Patrice Canabady
2 juillet 2014 - TraditionsNo Comment   //   3444 Views   //   N°: 54

L’ombre de Ratsitatane

Le prince malgache Ratsitatane est une figure historique à l’île Maurice, mais un parfait inconnu chez nous. Décapité en 1822 par l’autorité coloniale, il symbolise pour beaucoup la rébellion et la lutte pour la dignité des esclaves. Le réalisateur mauricien Patrice Canabady qui lui consacre un documentaire est parti sur ses traces dans la Grande Ile. 

A l’île Maurice, Ratsitatane est un nom qui est sur toutes les lèvres. Des rues et mêmes des pièces de théâtre lui sont dédiées. Rien de tel à Madagascar, son pays d’origine, où il reste un parfait inconnu. Pourquoi un tel honneur ? « Il symbolise à nos yeux le marronnage. Ainsi appelait-on le fait de refuser l’asservissement colonial, quitte à aller se réfugier dans les montagnes pour mener de véritables guérillas contre l’occupant », répond le réalisateur mauricien Patrice Canabady qui est en train de finaliser un documentaire vidéo sur ce personnage hors du commun. Il était à Madagascar en mai dernier pour tenter de retrouver les traces de celui qu’on présente généralement comme un prince de sang, et même un neveu de Radama Ier.

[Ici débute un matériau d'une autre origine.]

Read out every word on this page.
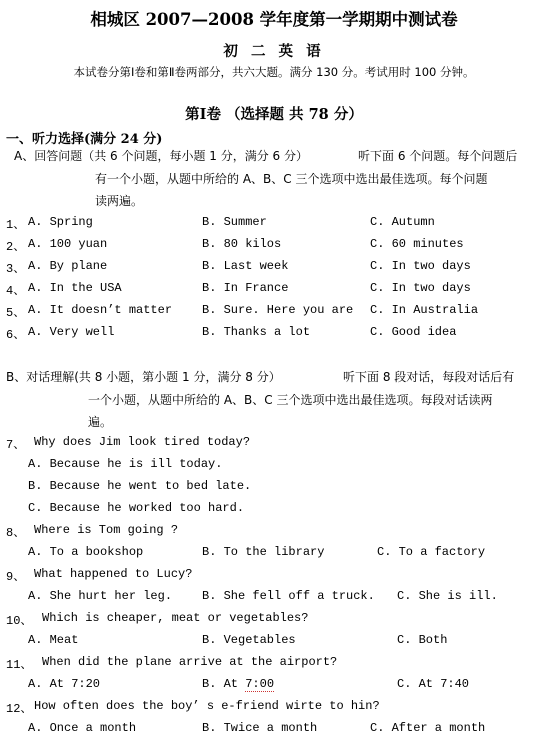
相城区 2007—2008 学年度第一学期期中测试卷
初 二 英 语
本试卷分第Ⅰ卷和第Ⅱ卷两部分，共六大题。满分 130 分。考试用时 100 分钟。
第Ⅰ卷 （选择题 共 78 分）
一、听力选择(满分 24 分)
A、回答问题（共 6 个问题，每小题 1 分，满分 6 分）	听下面 6 个问题。每个问题后
有一个小题，从题中所给的 A、B、C 三个选项中选出最佳选项。每个问题
读两遍。
1、 A. Spring	B. Summer	C. Autumn
2、 A. 100 yuan	B. 80 kilos	C. 60 minutes
3、 A. By plane	B. Last week	C. In two days
4、 A. In the USA	B. In France	C. In two days
5、 A. It doesn’t matter B. Sure. Here you are C. In Australia
6、 A. Very well	B. Thanks a lot	C. Good idea
B、对话理解(共 8 小题，第小题 1 分，满分 8 分）	听下面 8 段对话，每段对话后有
一个小题，从题中所给的 A、B、C 三个选项中选出最佳选项。每段对话读两
遍。
7、 Why does Jim look tired today?
A. Because he is ill today.
B. Because he went to bed late.
C. Because he worked too hard.
8、 Where is Tom going ?
A. To a bookshop	B. To the library	C. To a factory
9、 What happened to Lucy?
A. She hurt her leg. B. She fell off a truck. C. She is ill.
10、 Which is cheaper, meat or vegetables?
A. Meat	B. Vegetables	C. Both
11、 When did the plane arrive at the airport?
A. At 7:20	B. At 7:00	C. At 7:40
12、 How often does the boy’ s e-friend wirte to hin?
A. Once a month	B. Twice a month	C. After a month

D’après le peu d’archives dont on dispose, on sait que Ratsitatane fut déporté en 1822 à l’Ile Maurice, au bagne de Port-Louis très exactement, pour avoir tenté de tuer un agent du gouverneur général de Maurice, Sir Robert Farquhar. Il sera décapité à Plaine Verte, quartier de Port-Louis, en avril 1822, ce qui a donné naissance à quantité de légendes quant au lieu où se trouverait le crâne de Ratsitatane.

C’est en écoutant une chanson du Mauricien Kaya, dont la mort suspecte en cellule policière en 1999 allait provoquer d’énormes troubles parmi la population de l’île, que Patrice Canabady décide de s’intéresser de plus près à Ratsitatane. Le chanteur de seggae (mélange de séga et de reggae), en qui certains voient un Ratsitatane moderne, avait d’ailleurs formé un groupe qui s’appelait… Racinetatane. « Notre histoire coloniale a été racontée par les Anglais ou les Français, mais il est clair que cela pipe les dés. Par exemple, Ratsitatane est présenté comme un vulgaire criminel du fait même qu’il a été jugé par la Cour britannique de l’époque. En fait, son dossier est en passe d’être revu par une Commission Justice et Vérité qui travaille dessus depuis trois ans. »

C’est dans le cadre de cette réhabilitation du personnage de Ratsitatane que Patrice Canabady a entrepris son documentaire.

« Je suis redevable aux travaux de certains historiens mauriciens comme Norbert Benoit ou Issa Asgarally qui a consacré sa thèse à Ratsitatane, mais ce que j’apporte en plus, c’est cette enquête sur le terrain, à Madagascar même.

Elle me permet d’apporter des éléments nouveaux au dossier, dont certains vont peut-être faire grincer des dents… »

Entre autres surprises, on y découvre que Ratsitatane n’était peut-être pas le prince qu’on a dit, mais bien un roturier issu d’une famille qui se serait enrichie dans le commerce des esclaves venus d’Afrique, qu’on envoyait ensuite à l’île Bourbon (La Réunion) ou à l’île de France (Maurice). « Une activité qu’on n’aime pas toujours évoquer à Madagascar, mais je crois qu’il est temps de se dire les choses comme elles ont été », estime le réalisateur. Son documentaire de 26 minutes qui se veut très didactique, notamment en direction des jeunes générations, intègrera une reconstitution illustrée par un bédéiste mauricien. Sortie mauricienne prévue d’ici la fin de l’année.